Galwey wasn't a member of the Irish squad that flopped in the 1999 World Cup in Lens — which just happens to be no more than twenty kilometres down the motorway from Lille — and the town in which some of us stayed on that less than memorable occasion! On the plus side, too, is the fact that Munster beat Stade Francais 27-10 in last year's quarter-finals, albeit at Thomond Park, and surely that has to be a source of confidence for the Munster squad.
"Of course, although that was the one game when we had a great start, we got two tries in the first ten minutes and led 12-0 playing into the breeze and in the second half we just kicked penalties," said Galwey. "But they're probably a better side now, certainly a better-coached side with John Connolly one of the best in the world at the helm and I'm sure he'll have his homework done.

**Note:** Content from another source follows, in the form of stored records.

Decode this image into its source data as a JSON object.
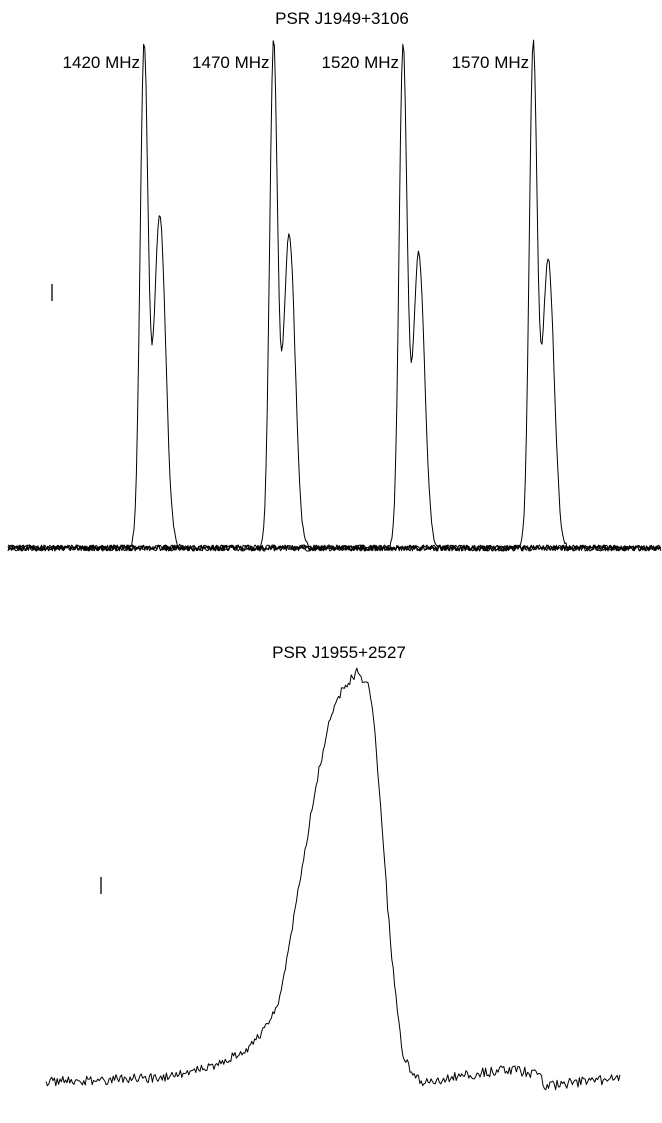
{
  "chart_data": [
    {
      "type": "line",
      "title": "PSR J1949+3106",
      "xlabel": "",
      "ylabel": "",
      "grid": false,
      "note": "Four pulse profiles (one per observing frequency) drawn side by side, each double-peaked; y values are normalized intensity (main peak = 1.0).",
      "x_range": [
        0,
        1
      ],
      "ylim": [
        -0.05,
        1.05
      ],
      "series": [
        {
          "name": "1420 MHz",
          "peak_x": 0.208,
          "peak_y": 1.0,
          "trail_x": 0.232,
          "trail_y": 0.66,
          "saddle_y": 0.28,
          "baseline_y": 0.0
        },
        {
          "name": "1470 MHz",
          "peak_x": 0.406,
          "peak_y": 1.0,
          "trail_x": 0.43,
          "trail_y": 0.62,
          "saddle_y": 0.28,
          "baseline_y": 0.0
        },
        {
          "name": "1520 MHz",
          "peak_x": 0.604,
          "peak_y": 1.0,
          "trail_x": 0.628,
          "trail_y": 0.58,
          "saddle_y": 0.28,
          "baseline_y": 0.0
        },
        {
          "name": "1570 MHz",
          "peak_x": 0.803,
          "peak_y": 1.0,
          "trail_x": 0.826,
          "trail_y": 0.57,
          "saddle_y": 0.28,
          "baseline_y": 0.0
        }
      ],
      "error_bar_present": true
    },
    {
      "type": "line",
      "title": "PSR J1955+2527",
      "xlabel": "",
      "ylabel": "",
      "grid": false,
      "note": "Single broad pulse profile; y values are normalized intensity (peak = 1.0).",
      "x_range": [
        0,
        1
      ],
      "ylim": [
        -0.05,
        1.05
      ],
      "series": [
        {
          "x": [
            0.0,
            0.2,
            0.3,
            0.36,
            0.38,
            0.4,
            0.42,
            0.45,
            0.47,
            0.49,
            0.51,
            0.54,
            0.56,
            0.57,
            0.58,
            0.6,
            0.62,
            0.64,
            0.66,
            0.7,
            0.8,
            0.86,
            0.87,
            0.93,
            1.0
          ],
          "y": [
            0.0,
            0.01,
            0.04,
            0.09,
            0.13,
            0.17,
            0.3,
            0.56,
            0.72,
            0.86,
            0.94,
            1.0,
            0.97,
            0.9,
            0.72,
            0.34,
            0.08,
            0.01,
            0.0,
            0.01,
            0.03,
            0.02,
            -0.01,
            0.0,
            0.01
          ]
        }
      ],
      "error_bar_present": true
    }
  ]
}
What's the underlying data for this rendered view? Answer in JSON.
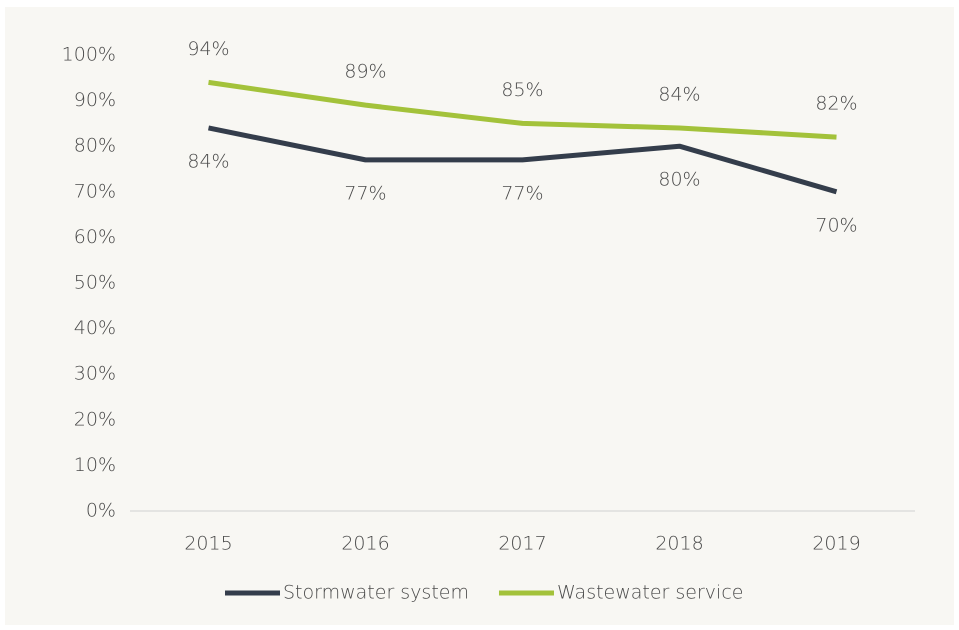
{
  "chart_data": {
    "type": "line",
    "categories": [
      "2015",
      "2016",
      "2017",
      "2018",
      "2019"
    ],
    "series": [
      {
        "name": "Stormwater system",
        "color": "#343d4b",
        "values": [
          84,
          77,
          77,
          80,
          70
        ],
        "value_labels": [
          "84%",
          "77%",
          "77%",
          "80%",
          "70%"
        ]
      },
      {
        "name": "Wastewater service",
        "color": "#a3c23a",
        "values": [
          94,
          89,
          85,
          84,
          82
        ],
        "value_labels": [
          "94%",
          "89%",
          "85%",
          "84%",
          "82%"
        ]
      }
    ],
    "ylim": [
      0,
      100
    ],
    "yticks": [
      {
        "value": 0,
        "label": "0%"
      },
      {
        "value": 10,
        "label": "10%"
      },
      {
        "value": 20,
        "label": "20%"
      },
      {
        "value": 30,
        "label": "30%"
      },
      {
        "value": 40,
        "label": "40%"
      },
      {
        "value": 50,
        "label": "50%"
      },
      {
        "value": 60,
        "label": "60%"
      },
      {
        "value": 70,
        "label": "70%"
      },
      {
        "value": 80,
        "label": "80%"
      },
      {
        "value": 90,
        "label": "90%"
      },
      {
        "value": 100,
        "label": "100%"
      }
    ],
    "grid": false,
    "legend": "bottom"
  }
}
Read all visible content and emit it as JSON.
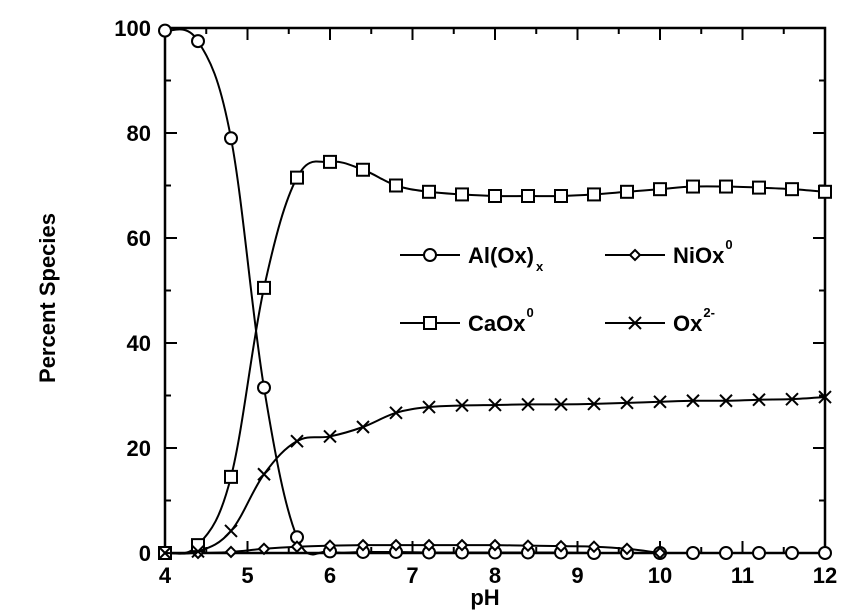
{
  "chart_data": {
    "type": "line",
    "xlabel": "pH",
    "ylabel": "Percent Species",
    "xlim": [
      4,
      12
    ],
    "ylim": [
      0,
      100
    ],
    "x_ticks": [
      "4",
      "5",
      "6",
      "7",
      "8",
      "9",
      "10",
      "11",
      "12"
    ],
    "y_ticks": [
      "0",
      "20",
      "40",
      "60",
      "80",
      "100"
    ],
    "grid": false,
    "legend_position": "center-right",
    "series": [
      {
        "name": "Al(Ox)",
        "name_sub": "x",
        "name_sup": "",
        "marker": "circle",
        "x": [
          4.0,
          4.4,
          4.8,
          5.2,
          5.6,
          6.0,
          6.4,
          6.8,
          7.2,
          7.6,
          8.0,
          8.4,
          8.8,
          9.2,
          9.6,
          10.0,
          10.4,
          10.8,
          11.2,
          11.6,
          12.0
        ],
        "y": [
          99.5,
          97.5,
          79,
          31.5,
          3,
          0.3,
          0.2,
          0.2,
          0.1,
          0.1,
          0.1,
          0.1,
          0.1,
          0,
          0,
          0,
          0,
          0,
          0,
          0,
          0
        ]
      },
      {
        "name": "NiOx",
        "name_sub": "",
        "name_sup": "0",
        "marker": "diamond",
        "x": [
          4.0,
          4.4,
          4.8,
          5.2,
          5.6,
          6.0,
          6.4,
          6.8,
          7.2,
          7.6,
          8.0,
          8.4,
          8.8,
          9.2,
          9.6,
          10.0
        ],
        "y": [
          0,
          0,
          0.2,
          0.8,
          1.2,
          1.4,
          1.5,
          1.5,
          1.5,
          1.5,
          1.5,
          1.4,
          1.3,
          1.2,
          0.8,
          0
        ]
      },
      {
        "name": "CaOx",
        "name_sub": "",
        "name_sup": "0",
        "marker": "square",
        "x": [
          4.0,
          4.4,
          4.8,
          5.2,
          5.6,
          6.0,
          6.4,
          6.8,
          7.2,
          7.6,
          8.0,
          8.4,
          8.8,
          9.2,
          9.6,
          10.0,
          10.4,
          10.8,
          11.2,
          11.6,
          12.0
        ],
        "y": [
          0,
          1.5,
          14.5,
          50.5,
          71.5,
          74.5,
          73,
          70,
          68.8,
          68.3,
          68,
          68,
          68,
          68.3,
          68.8,
          69.3,
          69.8,
          69.8,
          69.6,
          69.3,
          68.8
        ]
      },
      {
        "name": "Ox",
        "name_sub": "",
        "name_sup": "2-",
        "marker": "x",
        "x": [
          4.0,
          4.4,
          4.8,
          5.2,
          5.6,
          6.0,
          6.4,
          6.8,
          7.2,
          7.6,
          8.0,
          8.4,
          8.8,
          9.2,
          9.6,
          10.0,
          10.4,
          10.8,
          11.2,
          11.6,
          12.0
        ],
        "y": [
          0,
          0.3,
          4.2,
          15,
          21.3,
          22.2,
          24,
          26.7,
          27.8,
          28.1,
          28.2,
          28.3,
          28.3,
          28.4,
          28.6,
          28.8,
          29,
          29,
          29.2,
          29.3,
          29.7
        ]
      }
    ]
  },
  "colors": {
    "ink": "#000000",
    "background": "#ffffff"
  }
}
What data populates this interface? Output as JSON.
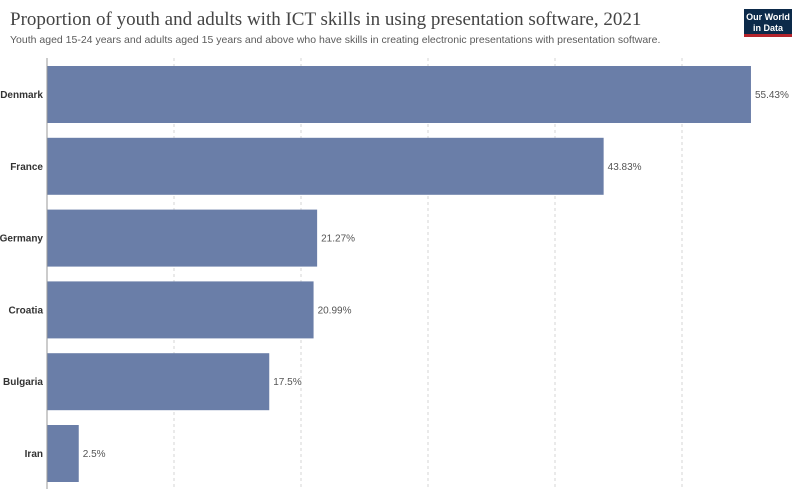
{
  "header": {
    "title": "Proportion of youth and adults with ICT skills in using presentation software, 2021",
    "subtitle": "Youth aged 15-24 years and adults aged 15 years and above who have skills in creating electronic presentations with presentation software.",
    "logo_line1": "Our World",
    "logo_line2": "in Data"
  },
  "chart_data": {
    "type": "bar",
    "orientation": "horizontal",
    "title": "Proportion of youth and adults with ICT skills in using presentation software, 2021",
    "subtitle": "Youth aged 15-24 years and adults aged 15 years and above who have skills in creating electronic presentations with presentation software.",
    "categories": [
      "Denmark",
      "France",
      "Germany",
      "Croatia",
      "Bulgaria",
      "Iran"
    ],
    "values": [
      55.43,
      43.83,
      21.27,
      20.99,
      17.5,
      2.5
    ],
    "value_labels": [
      "55.43%",
      "43.83%",
      "21.27%",
      "20.99%",
      "17.5%",
      "2.5%"
    ],
    "xlim": [
      0,
      60
    ],
    "gridlines": [
      10,
      20,
      30,
      40,
      50
    ],
    "grid": true,
    "bar_color": "#6a7ea8"
  }
}
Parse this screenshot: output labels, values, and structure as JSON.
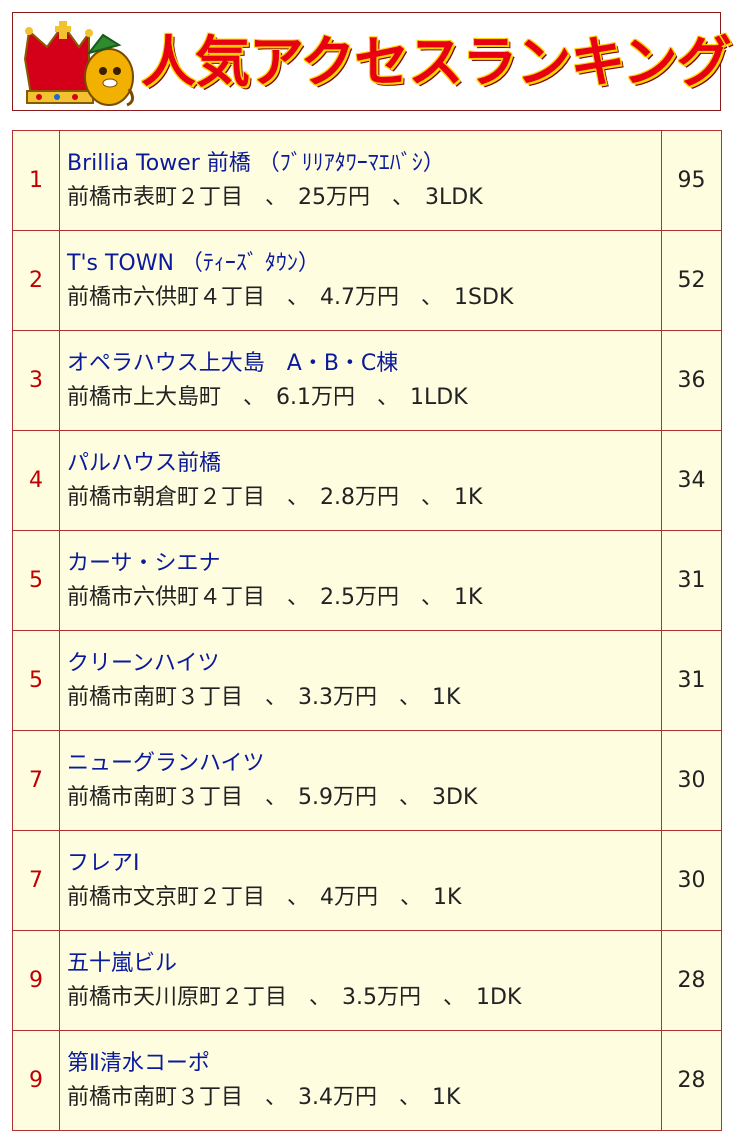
{
  "banner": {
    "title": "人気アクセスランキング",
    "icon": "crown-mascot-icon",
    "colors": {
      "title": "#e60012",
      "outline": "#ffd200"
    }
  },
  "ranking": {
    "rows": [
      {
        "rank": "1",
        "name": "Brillia Tower 前橋 （ﾌﾞﾘﾘｱﾀﾜｰﾏｴﾊﾞｼ）",
        "address": "前橋市表町２丁目",
        "rent": "25万円",
        "layout": "3LDK",
        "count": "95"
      },
      {
        "rank": "2",
        "name": "T's TOWN （ﾃｨｰｽﾞ ﾀｳﾝ）",
        "address": "前橋市六供町４丁目",
        "rent": "4.7万円",
        "layout": "1SDK",
        "count": "52"
      },
      {
        "rank": "3",
        "name": "オペラハウス上大島　A・B・C棟",
        "address": "前橋市上大島町",
        "rent": "6.1万円",
        "layout": "1LDK",
        "count": "36"
      },
      {
        "rank": "4",
        "name": "パルハウス前橋",
        "address": "前橋市朝倉町２丁目",
        "rent": "2.8万円",
        "layout": "1K",
        "count": "34"
      },
      {
        "rank": "5",
        "name": "カーサ・シエナ",
        "address": "前橋市六供町４丁目",
        "rent": "2.5万円",
        "layout": "1K",
        "count": "31"
      },
      {
        "rank": "5",
        "name": "クリーンハイツ",
        "address": "前橋市南町３丁目",
        "rent": "3.3万円",
        "layout": "1K",
        "count": "31"
      },
      {
        "rank": "7",
        "name": "ニューグランハイツ",
        "address": "前橋市南町３丁目",
        "rent": "5.9万円",
        "layout": "3DK",
        "count": "30"
      },
      {
        "rank": "7",
        "name": "フレアⅠ",
        "address": "前橋市文京町２丁目",
        "rent": "4万円",
        "layout": "1K",
        "count": "30"
      },
      {
        "rank": "9",
        "name": "五十嵐ビル",
        "address": "前橋市天川原町２丁目",
        "rent": "3.5万円",
        "layout": "1DK",
        "count": "28"
      },
      {
        "rank": "9",
        "name": "第Ⅱ清水コーポ",
        "address": "前橋市南町３丁目",
        "rent": "3.4万円",
        "layout": "1K",
        "count": "28"
      }
    ],
    "colors": {
      "rank": "#c00000",
      "name": "#0a1a9a",
      "border": "#b33030",
      "background": "#fffde0"
    }
  }
}
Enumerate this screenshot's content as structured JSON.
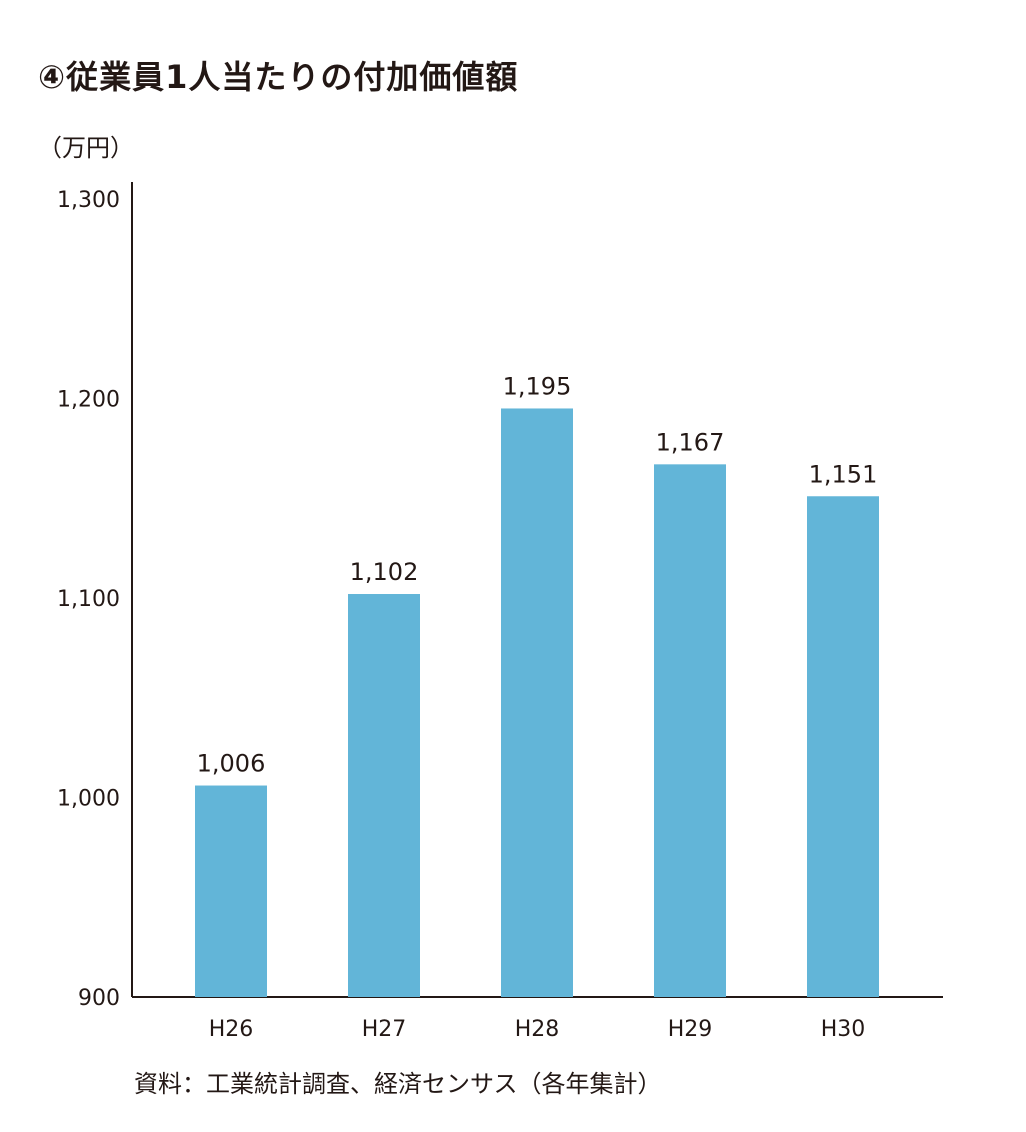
{
  "chart_data": {
    "type": "bar",
    "title": "④従業員1人当たりの付加価値額",
    "ylabel": "（万円）",
    "categories": [
      "H26",
      "H27",
      "H28",
      "H29",
      "H30"
    ],
    "values": [
      1006,
      1102,
      1195,
      1167,
      1151
    ],
    "data_labels": [
      "1,006",
      "1,102",
      "1,195",
      "1,167",
      "1,151"
    ],
    "yticks": [
      900,
      1000,
      1100,
      1200,
      1300
    ],
    "ytick_labels": [
      "900",
      "1,000",
      "1,100",
      "1,200",
      "1,300"
    ],
    "ylim": [
      900,
      1300
    ],
    "grid": false,
    "legend": "none",
    "bar_color": "#62b5d8",
    "axis_color": "#231815",
    "source": "資料：工業統計調査、経済センサス（各年集計）"
  }
}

"We just have to be positive. We have been down this road before, we had the same situation last year, we've got a French team away and it's a tough draw.
Stade Francais have been the most impressive team in the Heineken Cup so far, they've scored the most points and the most tries and the reality is that now we're playing the best team in the competition in their own country. From a player's point of view, we just have to get on with it, any team would have been a tough draw, a home game would have been nice for the players and especially for the supporters and we just have to get on with it."
Galwey also insisted that the reverse of the draw, in other words Stade Francais at Lansdowne Road, was the preferred option because victory would mean a Lansdowne Road final. But he also made a lot of sense in pointing out that the English clubs have always given Munster trouble, not least Northampton in last year's decider and Bath in the Pool game this season.
Munster coach Declan Kidney was his usual phlegmatic self in facing up to the draw. He insisted they would play the match wherever they were asked to do so and went on: "We're away from home and the players have to travel, something we have to build into our plans, and the biggest regret is that the supporters who have to dip into their pockets again, that's the biggest disappointment of the draw. Stade have been favourites from the start and while we beat them last year, they were without a few back-row players then, including the French number eight Juillet and the fact that it's over in France would probably mean a fifteen to twenty point swing on last year's game."
Given that it's more than another two months to the game, Kidney smiled and insisted: "It's better to be in the competition rather than out of it but there's a lot of rugby to be played in the meantime. This is our final. Last year is history and we had surprise on our side then.
"We sprung Eddie Halvey on them and that had a big effect on the line-out. John Connolly will make sure that doesn't happen this time."
Meanwhile, Kidney's counterpart John Connolly, one-time Queensland and Old Belvedere coach, accepted that while he always wanted to play in his home country. "I don't think it's the advantage people make it out to be. It doesn't make that much difference in the big stadiums. I hope it's in the Stade de France just as if we were away to Munster, we would have played at Lansdowne Road. I think we've got to give the tournament the kind of stadiums it deserves."